Here’s our “in process” or just-completed list:
- Crooked Little Vein by Warren Ellis – “Funny and dark and crude … by the end I was like, ‘Enough already!’ but it cracked me up,” says Kiva P.
- White Teeth by Zadie Smith – “Smith is sharp and incisive. It’s a great book on diversity that doesn’t bang you over the head,” says Amie S.
- The Worst Years of Your Life: Stories for the Geeked-Out, Angst-Ridden, Lust-Addled, and Deeply Misunderstood Adolescent in All of Us - “Four out of five stars,” raves Ryan W. about this collection of short stories about junior high.
- One Hundred Years of Solitude by Gabriel Garcia Marquez
- If I Die in a Combat Zone (Box Me Up and Ship Me Home) by Tim O’Brien
- The House on Mango Street by Sandra Cisneros
- Chicken with Plums by Marjane Satrapi
- The Road by Cormac McCarthy – “Very dark and post-apocalyptic, but touching and hopeful in its own way,” says Ian R.
- Al Jaffe’s Snappy Answers to Stupid Questions #5
- Magilla Gorilla: A Big Golden Book
- Harry Potter and the Deathly Hallows
- Blade Runner: The Inside Story by Don Shay
- Endurance: Shackleton’s Incredible Voyage by Alfred Lansing
- Salt: A World History by Mark Kurlansky – “All those other white powders have nothing on salt,” says Tizzy A. “Just try to pickle a herring in Splenda!”
- The Writings of Austin Osman Spare: Automatic Drawings, Anathema of Zos, The Book of Pleasure, and The Focus of Life by Austin Osman Spare
- Imperial Life in the Emerald City by Rajiv Chandrasekaran
- The daily Seattle Post-Intelligencer – says John T. “It’s all I ever read.” (He’s not lying. -.ed)

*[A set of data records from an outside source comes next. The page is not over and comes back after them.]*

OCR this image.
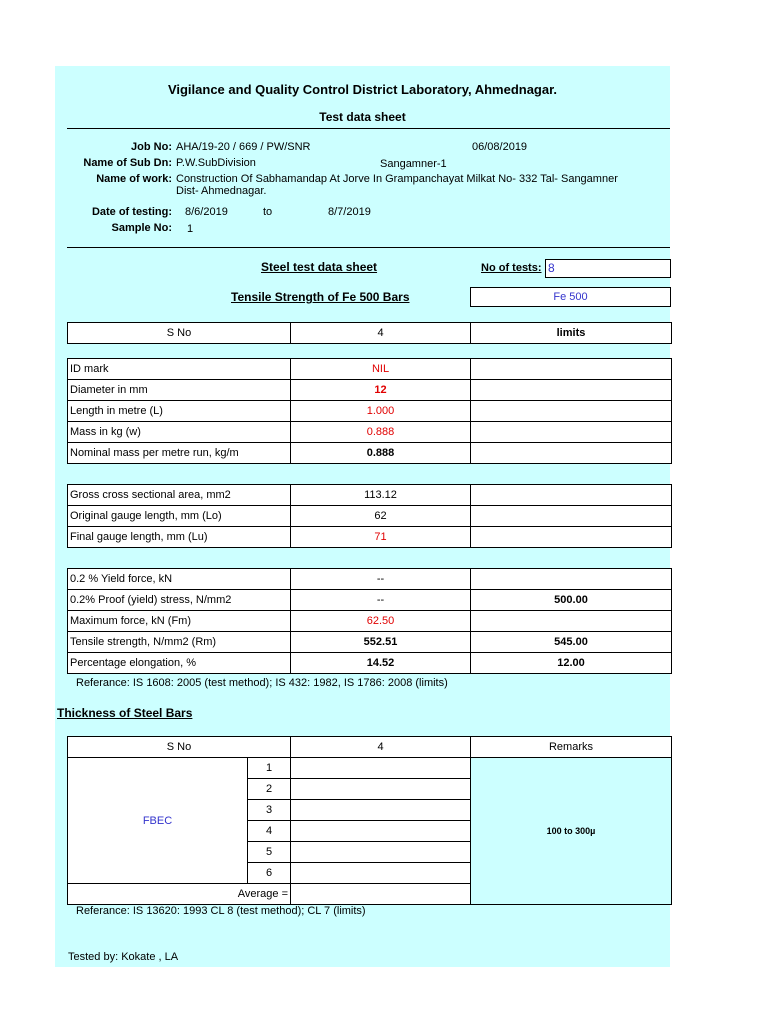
Vigilance and Quality Control District Laboratory, Ahmednagar.
Test data sheet
Job No: AHA/19-20 / 669 / PW/SNR	06/08/2019
Name of Sub Dn: P.W.SubDivision	Sangamner-1
Name of work: Construction Of Sabhamandap At Jorve In Grampanchayat Milkat No- 332 Tal- Sangamner
Dist- Ahmednagar.
Date of testing: 8/6/2019	to	8/7/2019
Sample No: 1
Steel test data sheet	No of tests: 8
Tensile Strength of Fe 500 Bars	Fe 500
S No	4	limits
ID mark	NIL	
Diameter in mm	12	
Length in metre (L)	1.000	
Mass in kg (w)	0.888	
Nominal mass per metre run, kg/m	0.888	
Gross cross sectional area, mm2	113.12	
Original gauge length, mm (Lo)	62	
Final gauge length, mm (Lu)	71	
0.2 % Yield force, kN	--	
0.2% Proof (yield) stress, N/mm2	--	500.00
Maximum force, kN (Fm)	62.50	
Tensile strength, N/mm2 (Rm)	552.51	545.00
Percentage elongation, %	14.52	12.00
Referance: IS 1608: 2005 (test method); IS 432: 1982, IS 1786: 2008 (limits)
Thickness of Steel Bars
S No		4	Remarks
FBEC	1		100 to 300µ
	2		
	3		
	4		
	5		
	6		
Average =			
Referance: IS 13620: 1993 CL 8 (test method); CL 7 (limits)
Tested by: Kokate , LA
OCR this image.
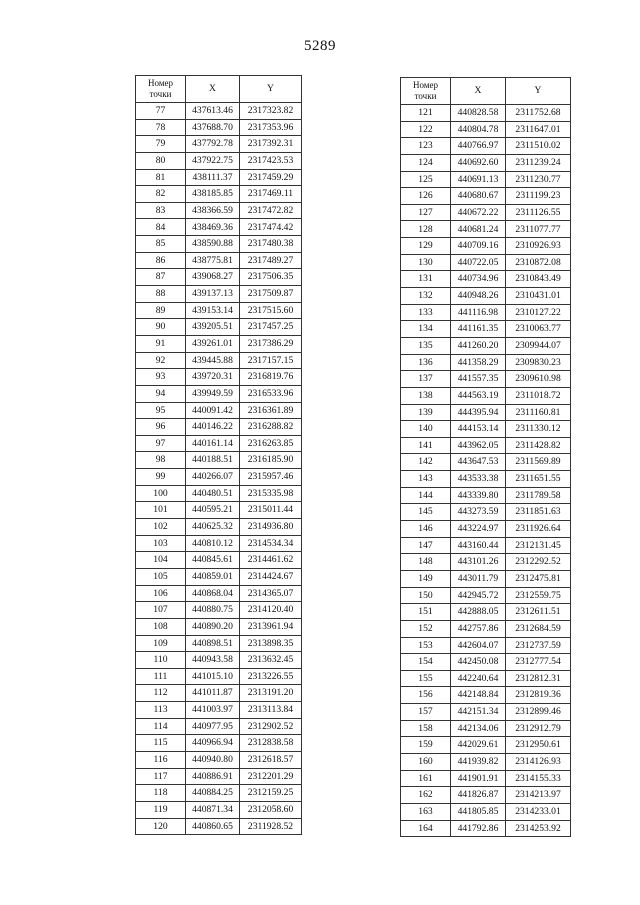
5289
Номер
точки	X	Y
77	437613.46	2317323.82
78	437688.70	2317353.96
79	437792.78	2317392.31
80	437922.75	2317423.53
81	438111.37	2317459.29
82	438185.85	2317469.11
83	438366.59	2317472.82
84	438469.36	2317474.42
85	438590.88	2317480.38
86	438775.81	2317489.27
87	439068.27	2317506.35
88	439137.13	2317509.87
89	439153.14	2317515.60
90	439205.51	2317457.25
91	439261.01	2317386.29
92	439445.88	2317157.15
93	439720.31	2316819.76
94	439949.59	2316533.96
95	440091.42	2316361.89
96	440146.22	2316288.82
97	440161.14	2316263.85
98	440188.51	2316185.90
99	440266.07	2315957.46
100	440480.51	2315335.98
101	440595.21	2315011.44
102	440625.32	2314936.80
103	440810.12	2314534.34
104	440845.61	2314461.62
105	440859.01	2314424.67
106	440868.04	2314365.07
107	440880.75	2314120.40
108	440890.20	2313961.94
109	440898.51	2313898.35
110	440943.58	2313632.45
111	441015.10	2313226.55
112	441011.87	2313191.20
113	441003.97	2313113.84
114	440977.95	2312902.52
115	440966.94	2312838.58
116	440940.80	2312618.57
117	440886.91	2312201.29
118	440884.25	2312159.25
119	440871.34	2312058.60
120	440860.65	2311928.52
Номер
точки	X	Y
121	440828.58	2311752.68
122	440804.78	2311647.01
123	440766.97	2311510.02
124	440692.60	2311239.24
125	440691.13	2311230.77
126	440680.67	2311199.23
127	440672.22	2311126.55
128	440681.24	2311077.77
129	440709.16	2310926.93
130	440722.05	2310872.08
131	440734.96	2310843.49
132	440948.26	2310431.01
133	441116.98	2310127.22
134	441161.35	2310063.77
135	441260.20	2309944.07
136	441358.29	2309830.23
137	441557.35	2309610.98
138	444563.19	2311018.72
139	444395.94	2311160.81
140	444153.14	2311330.12
141	443962.05	2311428.82
142	443647.53	2311569.89
143	443533.38	2311651.55
144	443339.80	2311789.58
145	443273.59	2311851.63
146	443224.97	2311926.64
147	443160.44	2312131.45
148	443101.26	2312292.52
149	443011.79	2312475.81
150	442945.72	2312559.75
151	442888.05	2312611.51
152	442757.86	2312684.59
153	442604.07	2312737.59
154	442450.08	2312777.54
155	442240.64	2312812.31
156	442148.84	2312819.36
157	442151.34	2312899.46
158	442134.06	2312912.79
159	442029.61	2312950.61
160	441939.82	2314126.93
161	441901.91	2314155.33
162	441826.87	2314213.97
163	441805.85	2314233.01
164	441792.86	2314253.92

And like most readers, we’ve got a long list of books we’re going to get to… someday. (Except Joshua S., who always finds time for his book list. “I’ve never missed out on a book. if I want to read something I read it,” he says. “There are probably some really good books that I don’t know about that I haven’t read, but would like to read, because they’re good, right?”.) Maybe so, Joshua S. Here’s what’s on our shelves to finish in the next few years:
- Moby Dick
- Ulysses and Finnegans Wake by James Joyce
- Photoshop CS2 for Dummies
- Necronomicon by H.P. Lovecraft
- First Edition Advanced Dungeons & Dragons Fiend Folio
- Birds and Words by Charley Harper – says Drake B. “He was incredible. He just passed away last year, right as his giant anthology book got published.”
- The Art of Project Management by Scott Berkun
- My Life by Bill Clinton – “The one book I’ve had since it came out, but I just cannot get any traction on finishing,” says Allen C.
How about you? What’s in your Reading Room?